29 January 2021

Does the Federated Learning of Cohorts (FLoC), spell the death of third party cookies?

Header Image

A few days ago, Google announced an update on their efforts to curtail the use of third party cookies. Their reasoning? Building a better advertising ecosystem for the web with end-user privacy at the forefront of these efforts. With many online advertising products and platforms built around third party cookies use and data collection they have enabled, you may be wondering, why the need for change?

The answer is a complex mix of governmental regulatory action, high profile data leaks and a growing concern and unease from end users around how they are being targeted, monitored and tracked as they move across the web.

Quick background:

Louder has been commenting on these changes throughout 2020. In July we discussed Apple’s ITP changes, in September we posted Safari Tightens the ITP screws again and then in October we published, Apple Just Made 10 Louder as they ramped up efforts to protect user privacy.

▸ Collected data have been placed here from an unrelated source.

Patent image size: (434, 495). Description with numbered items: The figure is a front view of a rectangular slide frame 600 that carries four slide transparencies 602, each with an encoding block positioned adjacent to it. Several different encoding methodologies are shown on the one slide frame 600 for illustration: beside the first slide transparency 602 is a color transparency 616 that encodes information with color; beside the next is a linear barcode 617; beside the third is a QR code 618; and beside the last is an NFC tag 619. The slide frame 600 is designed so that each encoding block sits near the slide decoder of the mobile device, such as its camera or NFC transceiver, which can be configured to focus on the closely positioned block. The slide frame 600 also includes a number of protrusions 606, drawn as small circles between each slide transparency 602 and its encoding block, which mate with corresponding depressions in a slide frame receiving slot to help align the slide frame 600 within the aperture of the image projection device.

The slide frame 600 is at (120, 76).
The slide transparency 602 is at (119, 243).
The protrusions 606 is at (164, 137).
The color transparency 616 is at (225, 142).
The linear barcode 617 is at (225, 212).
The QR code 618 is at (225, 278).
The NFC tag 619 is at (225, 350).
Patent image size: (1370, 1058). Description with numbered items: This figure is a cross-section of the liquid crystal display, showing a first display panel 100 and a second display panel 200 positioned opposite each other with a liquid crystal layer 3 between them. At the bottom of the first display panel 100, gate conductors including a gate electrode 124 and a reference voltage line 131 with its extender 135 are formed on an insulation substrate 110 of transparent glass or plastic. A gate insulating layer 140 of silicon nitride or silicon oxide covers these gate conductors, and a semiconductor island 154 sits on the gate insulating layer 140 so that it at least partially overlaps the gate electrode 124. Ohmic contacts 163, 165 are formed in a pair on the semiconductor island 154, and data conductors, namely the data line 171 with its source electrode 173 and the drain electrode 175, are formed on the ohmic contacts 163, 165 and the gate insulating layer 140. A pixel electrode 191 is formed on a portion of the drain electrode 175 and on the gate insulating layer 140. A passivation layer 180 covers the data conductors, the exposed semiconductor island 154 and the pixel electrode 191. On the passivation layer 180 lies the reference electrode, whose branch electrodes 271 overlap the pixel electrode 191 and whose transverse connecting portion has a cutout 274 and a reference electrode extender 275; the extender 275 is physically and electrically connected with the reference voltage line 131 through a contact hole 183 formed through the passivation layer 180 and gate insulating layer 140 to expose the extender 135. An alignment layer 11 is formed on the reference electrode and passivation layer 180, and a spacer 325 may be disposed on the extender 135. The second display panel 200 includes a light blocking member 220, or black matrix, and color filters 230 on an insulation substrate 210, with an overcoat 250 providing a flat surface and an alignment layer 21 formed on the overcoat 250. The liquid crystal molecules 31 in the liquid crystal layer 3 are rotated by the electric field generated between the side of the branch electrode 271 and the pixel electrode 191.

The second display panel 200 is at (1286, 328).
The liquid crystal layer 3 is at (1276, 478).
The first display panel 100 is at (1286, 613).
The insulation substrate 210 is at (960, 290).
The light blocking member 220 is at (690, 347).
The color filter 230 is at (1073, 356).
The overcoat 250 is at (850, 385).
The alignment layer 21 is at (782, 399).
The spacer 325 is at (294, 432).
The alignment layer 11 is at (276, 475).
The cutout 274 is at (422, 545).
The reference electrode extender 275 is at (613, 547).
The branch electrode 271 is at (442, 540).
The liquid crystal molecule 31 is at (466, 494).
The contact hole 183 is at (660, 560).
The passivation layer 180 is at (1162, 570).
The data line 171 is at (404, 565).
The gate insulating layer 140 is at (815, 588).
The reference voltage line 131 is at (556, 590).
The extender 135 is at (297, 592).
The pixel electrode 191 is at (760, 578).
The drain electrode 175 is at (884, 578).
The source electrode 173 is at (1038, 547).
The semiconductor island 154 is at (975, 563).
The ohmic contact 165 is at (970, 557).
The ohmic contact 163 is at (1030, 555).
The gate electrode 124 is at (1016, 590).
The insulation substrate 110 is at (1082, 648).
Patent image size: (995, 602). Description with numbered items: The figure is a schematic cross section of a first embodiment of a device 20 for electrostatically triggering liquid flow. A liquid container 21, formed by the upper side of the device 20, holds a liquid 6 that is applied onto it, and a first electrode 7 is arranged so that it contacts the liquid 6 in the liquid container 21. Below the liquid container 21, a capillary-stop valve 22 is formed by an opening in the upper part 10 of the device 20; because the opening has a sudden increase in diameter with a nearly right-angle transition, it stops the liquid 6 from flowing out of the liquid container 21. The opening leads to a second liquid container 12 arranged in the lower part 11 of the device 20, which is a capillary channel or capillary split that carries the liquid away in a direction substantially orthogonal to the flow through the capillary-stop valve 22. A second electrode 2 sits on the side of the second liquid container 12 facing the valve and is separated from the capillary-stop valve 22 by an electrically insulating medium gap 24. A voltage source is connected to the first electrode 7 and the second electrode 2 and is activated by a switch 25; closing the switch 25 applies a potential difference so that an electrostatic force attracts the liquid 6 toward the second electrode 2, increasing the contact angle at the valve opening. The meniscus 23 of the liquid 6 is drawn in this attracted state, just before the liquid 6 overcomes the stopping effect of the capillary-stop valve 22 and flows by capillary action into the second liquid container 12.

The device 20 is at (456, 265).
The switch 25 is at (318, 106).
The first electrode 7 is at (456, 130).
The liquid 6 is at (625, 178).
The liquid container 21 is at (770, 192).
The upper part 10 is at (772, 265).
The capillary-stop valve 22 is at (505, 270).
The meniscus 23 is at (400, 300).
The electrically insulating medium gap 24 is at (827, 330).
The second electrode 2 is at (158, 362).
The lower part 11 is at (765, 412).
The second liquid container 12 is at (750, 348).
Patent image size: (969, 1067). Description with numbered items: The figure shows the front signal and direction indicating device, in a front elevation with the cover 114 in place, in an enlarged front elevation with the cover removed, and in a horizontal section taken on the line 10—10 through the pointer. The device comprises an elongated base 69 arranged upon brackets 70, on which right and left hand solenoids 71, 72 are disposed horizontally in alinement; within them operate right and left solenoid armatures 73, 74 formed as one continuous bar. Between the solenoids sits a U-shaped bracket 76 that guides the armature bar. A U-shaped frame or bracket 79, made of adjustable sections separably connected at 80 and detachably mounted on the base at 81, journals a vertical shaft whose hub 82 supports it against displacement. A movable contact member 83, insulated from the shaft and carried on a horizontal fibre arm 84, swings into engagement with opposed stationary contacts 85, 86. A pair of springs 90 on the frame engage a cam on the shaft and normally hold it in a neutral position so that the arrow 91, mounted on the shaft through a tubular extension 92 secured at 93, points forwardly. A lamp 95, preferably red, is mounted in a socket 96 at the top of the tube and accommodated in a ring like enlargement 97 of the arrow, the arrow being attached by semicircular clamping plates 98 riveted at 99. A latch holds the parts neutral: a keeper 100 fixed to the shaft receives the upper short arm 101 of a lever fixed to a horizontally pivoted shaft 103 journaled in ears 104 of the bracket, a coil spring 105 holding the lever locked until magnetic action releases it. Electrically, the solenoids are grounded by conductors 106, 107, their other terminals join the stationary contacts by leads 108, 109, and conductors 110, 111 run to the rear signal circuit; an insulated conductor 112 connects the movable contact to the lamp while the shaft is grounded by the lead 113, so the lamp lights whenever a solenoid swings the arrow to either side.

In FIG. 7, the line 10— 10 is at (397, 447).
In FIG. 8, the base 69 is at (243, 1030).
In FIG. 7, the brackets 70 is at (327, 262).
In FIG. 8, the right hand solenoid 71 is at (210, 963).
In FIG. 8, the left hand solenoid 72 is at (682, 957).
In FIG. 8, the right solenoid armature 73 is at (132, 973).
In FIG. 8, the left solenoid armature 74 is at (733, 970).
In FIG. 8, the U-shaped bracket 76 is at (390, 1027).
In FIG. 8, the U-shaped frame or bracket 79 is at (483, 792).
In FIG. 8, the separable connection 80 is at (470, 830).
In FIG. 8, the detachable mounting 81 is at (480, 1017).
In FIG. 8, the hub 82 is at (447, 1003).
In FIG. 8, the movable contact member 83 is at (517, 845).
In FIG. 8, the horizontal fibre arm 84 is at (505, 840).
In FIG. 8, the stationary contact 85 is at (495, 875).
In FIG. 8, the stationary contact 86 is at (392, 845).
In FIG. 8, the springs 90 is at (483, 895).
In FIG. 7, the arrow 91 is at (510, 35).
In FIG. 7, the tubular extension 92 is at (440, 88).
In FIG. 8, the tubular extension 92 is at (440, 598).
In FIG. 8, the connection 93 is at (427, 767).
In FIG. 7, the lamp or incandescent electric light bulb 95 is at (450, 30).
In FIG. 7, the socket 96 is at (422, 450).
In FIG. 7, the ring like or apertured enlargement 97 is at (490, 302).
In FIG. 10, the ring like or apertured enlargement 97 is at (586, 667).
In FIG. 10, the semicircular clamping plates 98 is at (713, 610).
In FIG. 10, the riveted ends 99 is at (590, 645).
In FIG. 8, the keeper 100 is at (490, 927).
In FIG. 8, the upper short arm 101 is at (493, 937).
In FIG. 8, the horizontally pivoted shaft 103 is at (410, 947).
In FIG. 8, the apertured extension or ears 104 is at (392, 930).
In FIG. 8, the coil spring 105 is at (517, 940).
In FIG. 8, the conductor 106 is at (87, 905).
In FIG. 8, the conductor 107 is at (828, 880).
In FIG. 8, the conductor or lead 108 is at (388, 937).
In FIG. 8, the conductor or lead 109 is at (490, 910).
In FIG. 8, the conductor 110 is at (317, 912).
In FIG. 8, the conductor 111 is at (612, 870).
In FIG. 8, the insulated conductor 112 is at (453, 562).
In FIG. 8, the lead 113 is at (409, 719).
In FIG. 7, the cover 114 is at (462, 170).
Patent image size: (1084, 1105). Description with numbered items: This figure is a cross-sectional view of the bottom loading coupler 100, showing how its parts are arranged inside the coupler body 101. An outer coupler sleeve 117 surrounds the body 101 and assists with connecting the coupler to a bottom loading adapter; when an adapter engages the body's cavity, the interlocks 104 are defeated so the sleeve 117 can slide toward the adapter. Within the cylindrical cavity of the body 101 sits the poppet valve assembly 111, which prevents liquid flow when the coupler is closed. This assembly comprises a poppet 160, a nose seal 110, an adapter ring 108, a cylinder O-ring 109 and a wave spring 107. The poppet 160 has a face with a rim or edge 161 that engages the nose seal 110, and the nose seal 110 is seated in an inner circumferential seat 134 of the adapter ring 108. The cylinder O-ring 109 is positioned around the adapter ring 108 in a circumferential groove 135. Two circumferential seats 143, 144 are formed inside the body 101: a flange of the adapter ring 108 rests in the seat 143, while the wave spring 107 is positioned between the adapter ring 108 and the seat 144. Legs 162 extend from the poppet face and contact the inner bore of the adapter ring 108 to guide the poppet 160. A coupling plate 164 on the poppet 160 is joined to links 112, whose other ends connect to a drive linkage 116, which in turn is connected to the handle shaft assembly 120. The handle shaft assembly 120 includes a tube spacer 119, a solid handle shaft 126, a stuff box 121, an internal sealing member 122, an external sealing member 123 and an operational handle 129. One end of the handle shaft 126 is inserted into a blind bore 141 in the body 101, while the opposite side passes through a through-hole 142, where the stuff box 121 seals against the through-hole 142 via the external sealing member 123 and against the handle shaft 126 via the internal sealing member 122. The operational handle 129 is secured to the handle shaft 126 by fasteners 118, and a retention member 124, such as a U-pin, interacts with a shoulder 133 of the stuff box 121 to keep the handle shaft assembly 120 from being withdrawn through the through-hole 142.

We focused on Apple because, up until recently, they were the most aggressive of the big tech firms when it came to enforcing user privacy policy and protecting their customers. We could even speculate that their introduction of ITP (Intelligent Tracking Prevention) in 2017 was the catalyst of the current industry pivot.

Since the initial ITP launch, there has been an ongoing cat and mouse game between various big tech firms who have tried to adapt to these changes by patching over the cracks and trying to address data gaps and limitations on an ad-hoc basis. But there was still a reluctance to give up the use of third party cookies.

That paradigm started to shift in early 2020, however, when bigger industry players such as Google acknowledged that change is inevitable, and a post back in January 2020 describes building a web where third party cookies are all but obsolete.

Wait a minute, are third party cookies bad?

The short answer is no, the long answer is… it’s complicated. Like any tool, third party cookies are perfectly valid and not nefarious on their own. It’s the context in which they are used or misused that has brought about all this hoo-ha.

You see, third party cookies are used by ad-tech vendors to monitor user behaviour, not just on a single website or property, but often across vast numbers of web-properties (and in some instances devices too). In doing so, significant user profiles have been created with this data, which in turn has made targeted advertising very effective and profitable, but it’s this ability to monitor user activity across multiple properties that causes the biggest concern.

Unlike first-party cookies where tracking activity is ring-fenced to a specific domain or business, third party cookies are able to be used to build significant profiles on what users are or aren’t doing. For example: what they were viewing, what they click on, what they were buying (or not buying) and the frequency and times in which they performed these tasks.

But perhaps the bigger concern was how that collected data was then being used or misused once collected. Often these significant cookie pools and user profile data were being sold off to the highest bidder, whilst the user was none the wiser (unless they had spent the required hours pouring over various T&C documents - probably not practical).

In effect this has caused an ad tech user profile big data arms race - where each firm has been desperate to collect more and more personal details about you. After all advertisers want to know as much about the users they target and have demanded to know more before unleashing their budgets on the respective platforms. Not to mention most of the big ad tech vendors have been more than happy to share this so called honey pot of information because it makes for very effective advertising and targeting, which ultimately has translated into more revenue and quarterly profit growth for the platform owners.

But there’s a growing backlash

Historically the most savvy tech professionals have often been aware of the potential for their data to be exploited to some degree. These professionals often had a mitigation strategy in place, such as firewall configuration to block requests to known offenders, blocking third party cookies, installing ad-blocker tools etc. But, while those of us savvy enough to “defend” ourselves and “our data” may have felt better about the fact that these big ad tech vendors would only have limited insight into who we are and what ads make us tick, the challenge has been educating the less tech savvy individuals to be able to do the same.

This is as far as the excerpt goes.